The race, then, is more than half over before the wheels are dealing with the engine's full power. For 3 seconds, the clutches are being broiled by more than 6,000 horsepower. A half-hour later, they still smoke like ribs on a spit. No surprise that three of the five discs in each clutch must be replaced after every run. The remarkable thing is that a successful team can produce race results within a hair of a previous run-in fact must do so for an official record time to stand in the books, because any record must be backed up at the same event by another run that clocks within 1 percent of the speed.
Engine power is fully preprogrammed as well and matched to the clutch-engagement curve.
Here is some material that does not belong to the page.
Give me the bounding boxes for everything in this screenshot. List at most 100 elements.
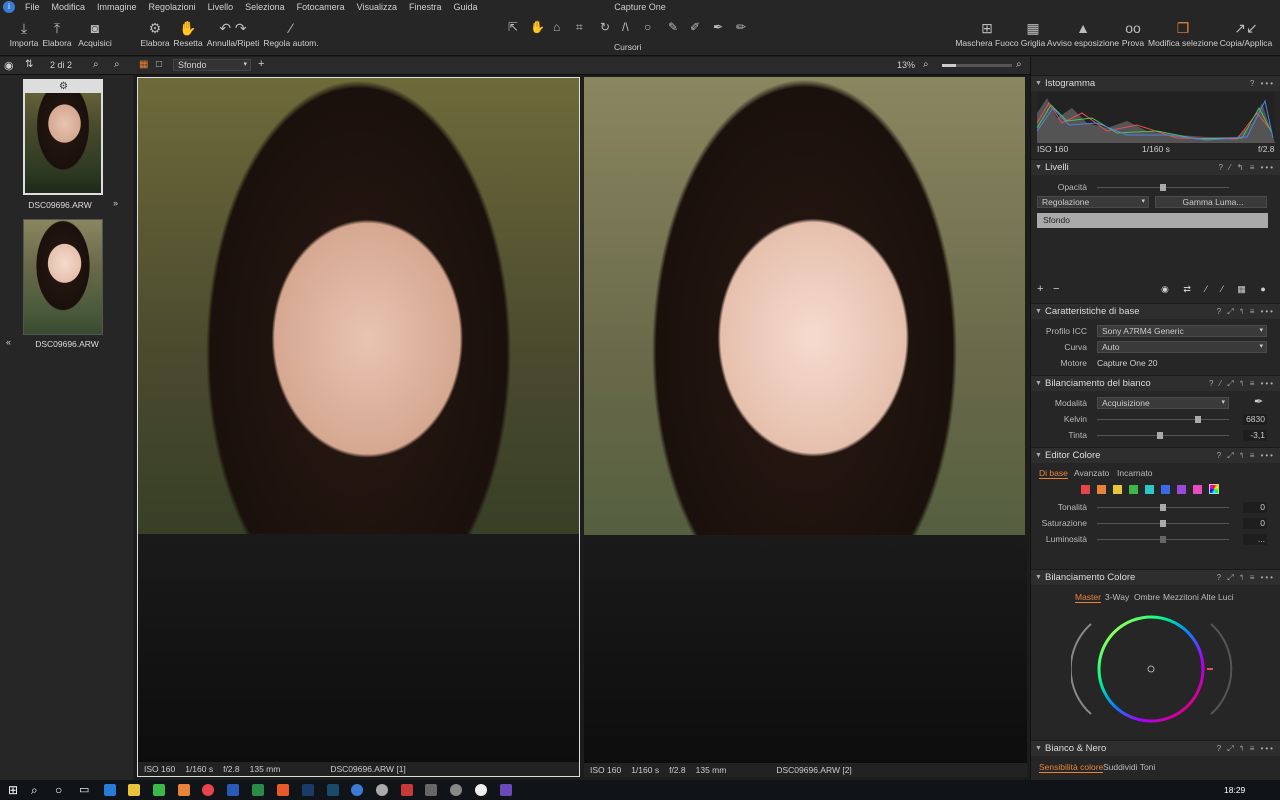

McCulloch first assesses whether the track is slippery or "tight," advancing or retarding the car's cylinder timing and trimming fuel flow to suit. "I can program 12 timing changes in a run," McCulloch says. "At the start, I use about a 20-degree retard, which knocks the rpm down to 7,700-that 'relaxes' the tires, so you don't get tire shake." Then McCulloch advances the ignition for more power, until the next clutch engagement, when he retards the speed again to keep from breaking the tires loose. The amount of clutch and retard depends on how slippery the track is as well as on weather conditions like air pressure and humidity. "It's all," McCulloch says, speaking about the car, "adjustable."